Попугай с семью языками - Алехандро Ходоровский
— Чего ты добьешься? Он пишет даже на туалетной бумаге. Сейчас он бродит возле порта, пряча в карманах пальто лучшие свои вещи. Скоро он пойдет под гору и никогда уже не поднимется на теперешнюю высоту. Ты будешь наблюдать его упадок, попробуешь дать ему новый толчок, отучить от пьянства; но все без толку. Поэзия — это дар. А он из гордости, не желая признаться себе в своем завтрашнем ничтожестве, сожжет сегодняшние творения. Он знает это и потому страдает. Он, домосед, ленивый медведь, не покидающий берлоги, трется около золотой молодежи, став для нее шутом; он участвует в литературных конкурсах, таскается по барам, лжет себе самому, бежит от себя. Ты тоже, Толин, будешь страдать. Он заразит тебя своей тоской. Не знаю, освободишься ли ты когда-нибудь. Смотри! Вот три строчки на автобусном билете:
Невидимый, ненужный никому, лучший из алмазов…
Пойдем, Толин, я покажу тебе мое логово.
В первый раз скрипач переступил порог крестообразного барака, где обитал Ла Росита.
— Входи!
Книги от пола до потолка, то и дело падающие, изгрызенные крысами.
— Это мое любимое: Алоизиус Бертран, Марсель Швоб и особенно «Повелитель Фокеи» Жана Лоррена[3]. Я тоже, как он, искал скорбные изумруды, притаившиеся в глазах помпейских статуй, в водянистых зрачках Антиноя. Гляди, вот мое сокровище. Ты никогда этого не забудешь.
Он открыл ящик. Человеческая голова внутри сосуда.
У Солабеллы была длинная огненная шевелюра. Голова, аккуратно отделенная от тела, плавала в прозрачной пахучей жидкости. Губы приоткрыты; тонкая кожа казалась живой и теплой. Глаза остановились на Толине, словно изучая его.

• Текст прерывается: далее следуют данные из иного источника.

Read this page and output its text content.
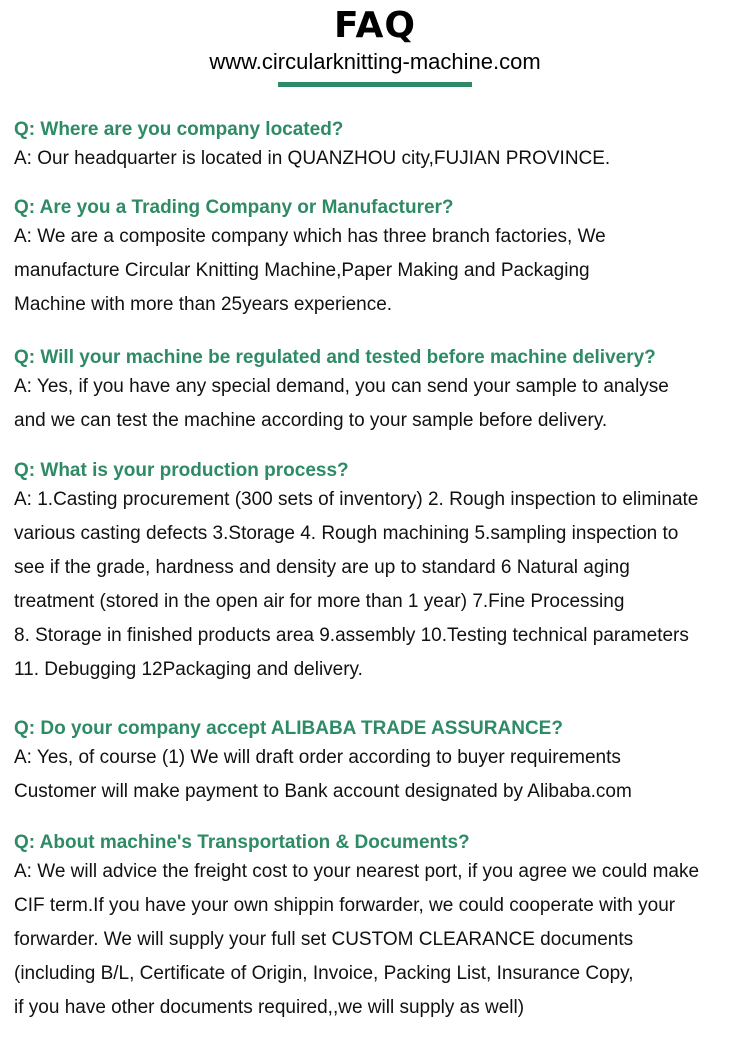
FAQ
www.circularknitting-machine.com

Q: Where are you company located?

A: Our headquarter is located in QUANZHOU city,FUJIAN PROVINCE.

Q: Are you a Trading Company or Manufacturer?

A: We are a composite company which has three branch factories, We

manufacture Circular Knitting Machine,Paper Making and Packaging

Machine with more than 25years experience.

Q: Will your machine be regulated and tested before machine delivery?

A: Yes, if you have any special demand, you can send your sample to analyse

and we can test the machine according to your sample before delivery.

Q: What is your production process?

A: 1.Casting procurement (300 sets of inventory) 2. Rough inspection to eliminate

various casting defects 3.Storage 4. Rough machining 5.sampling inspection to

see if the grade, hardness and density are up to standard 6 Natural aging

treatment (stored in the open air for more than 1 year) 7.Fine Processing

8. Storage in finished products area 9.assembly 10.Testing technical parameters

11. Debugging 12Packaging and delivery.

Q: Do your company accept ALIBABA TRADE ASSURANCE?

A: Yes, of course (1) We will draft order according to buyer requirements

Customer will make payment to Bank account designated by Alibaba.com

Q: About machine's Transportation & Documents?

A: We will advice the freight cost to your nearest port, if you agree we could make

CIF term.If you have your own shippin forwarder, we could cooperate with your

forwarder. We will supply your full set CUSTOM CLEARANCE documents

(including B/L, Certificate of Origin, Invoice, Packing List, Insurance Copy,

if you have other documents required,,we will supply as well)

— Он жил в средневековье, на Балканах. Жидкость, в которую помещена голова, создана усилиями алхимиков. Если присмотреться, можно увидеть, как пробиваются волосы на подбородке. Это мужчина. Раз в месяц я кладу свой член ему в рот. Завтра вернется Деметрио. Прощай.
Деметрио, вылитый персонаж Эль Греко — тощий, непреклонный, высокомерный, подобно графу Оргасу[4] присутствующий на собственных похоронах, окруженный сотоварищами в строгих черных одеждах, погребенный под собственными изображениями, все чаще впадающий в бешенство, завывая, читающий длинные поэмы, в любом месте (и с тайным наслаждением видящий, как они исчезают в миг своего рождения), мастерски изображающий на запотевшем стекле гравюры, чистота линий которых вызывала в памяти скальпель Везалиуса[5], способный плясать с быстротой вращения электромотора, напевая пошловатые арии, исполняющий номера танцовщиц из мюзик-холла, долго рассуждающий об абсурдности мира или причинах бессознательного уединения, — этот самый Деметрио медленно и мрачно сходил в могилу, губя свой гений завистью к себе самому.
Он знал, что не в состоянии повлиять на процесс творения- «я не создаю то, что выходит из меня, оно зреет само; все делается через меня, но не мной», — и ненавидел собственные таланты. Главной его мечтой был успех у женщин, такой, который достается боксерам и кинолюбовникам, — однако тело Деметрио могло вызвать только лишь смех. Когда он прогуливался по лесопарку, читая на ходу гегелевскую «Эстетику» — «…поднять сознание на высоту духовных интересов», — за ним стала увиваться муха. Деметрио заметил, что на него смотрят несколько студенток. Поэтому он решил отогнать муху и перейти на элегантную походку, чтобы отвлечь внимание девушек. Муха села ему на щеку, а потом закружилась рядом с головой. «Святые в нимбе из мух», — громко произнес Деметрио и представил себе рай, населенный гниющими ангелами, что сидят на кучах дерьма. Муха, однако же, не отставала. Забыв о всяческом достоинстве, Деметрио спрятался в кусты, снял кальсоны, — и насекомое бросило его преследовать. «Следить не только за действиями, но также за чувствами и мыслями, проверять построение каждой фразы, сохранять чистоту дикции. Повелевать собой», — так говорил Деметрио.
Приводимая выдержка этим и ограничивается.